§ 2 STTG, Vergabegrundsätze

§ 2 STTG
Gesetz Nr. 1798 über die Sicherung von Sozialstandards, Tariftreue und Mindestlöhnen bei der Vergabe öffentlicher Aufträge im Saarland (Saarländisches Tariftreuegesetz - STTG)
Landesrecht Saarland
Titel: Gesetz Nr. 1798 über die Sicherung von Sozialstandards, Tariftreue und Mindestlöhnen bei der Vergabe öffentlicher Aufträge im Saarland (Saarländisches Tariftreuegesetz - STTG)
Normgeber: Saarland
Amtliche Abkürzung: STTG
Gliederungs-Nr.: 700-9
Normtyp: Gesetz

(1) Öffentliche Aufträge dürfen nur an fachkundige, leistungsfähige sowie gesetzestreue und zuverlässige Unternehmen vergeben werden.

(2) Für die Auftragsausführung können gemäß § 97 Absatz 4 des Gesetzes gegen Wettbewerbsbeschränkungen und im Bereich des ÖPNV gemäß Artikel 4 der EG-VO 1370/2007, hier insbesondere gemäß Absatz 5 Satz 2, zusätzliche Anforderungen an Auftragnehmer gestellt werden.

(3) Die öffentlichen Auftraggeber behandeln alle Wirtschaftsteilnehmer gleich und nichtdiskriminierend und gehen in transparenter Weise vor.

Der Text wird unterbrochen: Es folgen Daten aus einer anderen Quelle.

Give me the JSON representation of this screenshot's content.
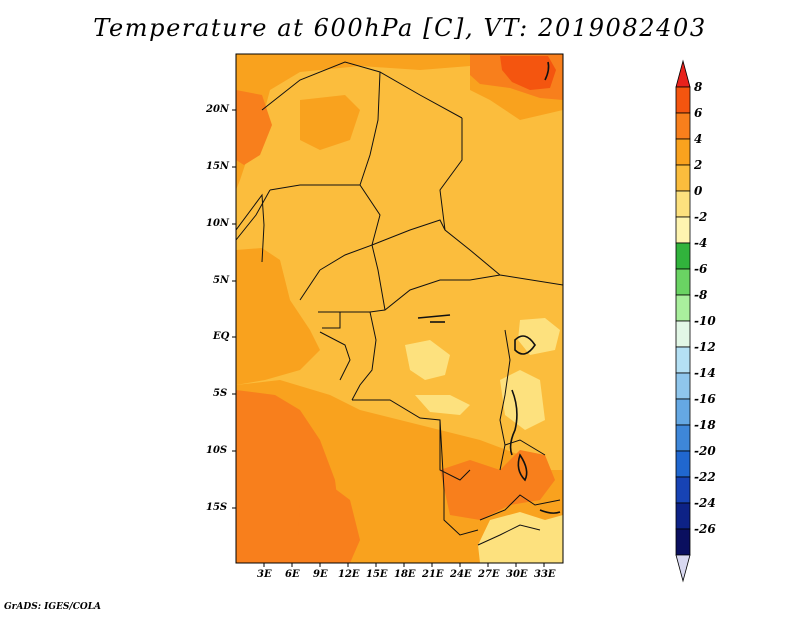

(4) Fehlt bei Angebotsabgabe eine Tariftreueerklärung gemäß § 3 Absatz 2, 4 und 6 oder § 4, ist das Angebot, soweit auch nach erneuter Fristsetzung die Erklärung nicht nachgereicht wird, von der Wertung auszuschließen. Soweit ein Verstoß gegen § 3 Absatz 1 oder 3 vorliegt, gelten die Regelungen über den Ausschluss gemäß § 21 Absatz 1 Arbeitnehmerentsendegesetz vom 20. April 2009 (BGBl. I S. 799), zuletzt geändert durch Artikel 5 Absatz 11 des Gesetzes vom 24. Februar 2012 (BGBl. I S. 212), in der jeweils geltenden Fassung oder § 16 Absatz 1 Mindestarbeitsbedingungengesetz in der im Bundesgesetzblatt Teil III, Gliederungsnummer 802-2, veröffentlichten bereinigten Fassung, zuletzt geändert durch Artikel 1 des Gesetzes vom 22. April 2009 (BGBl. I S. 818), in der jeweils geltenden Fassung.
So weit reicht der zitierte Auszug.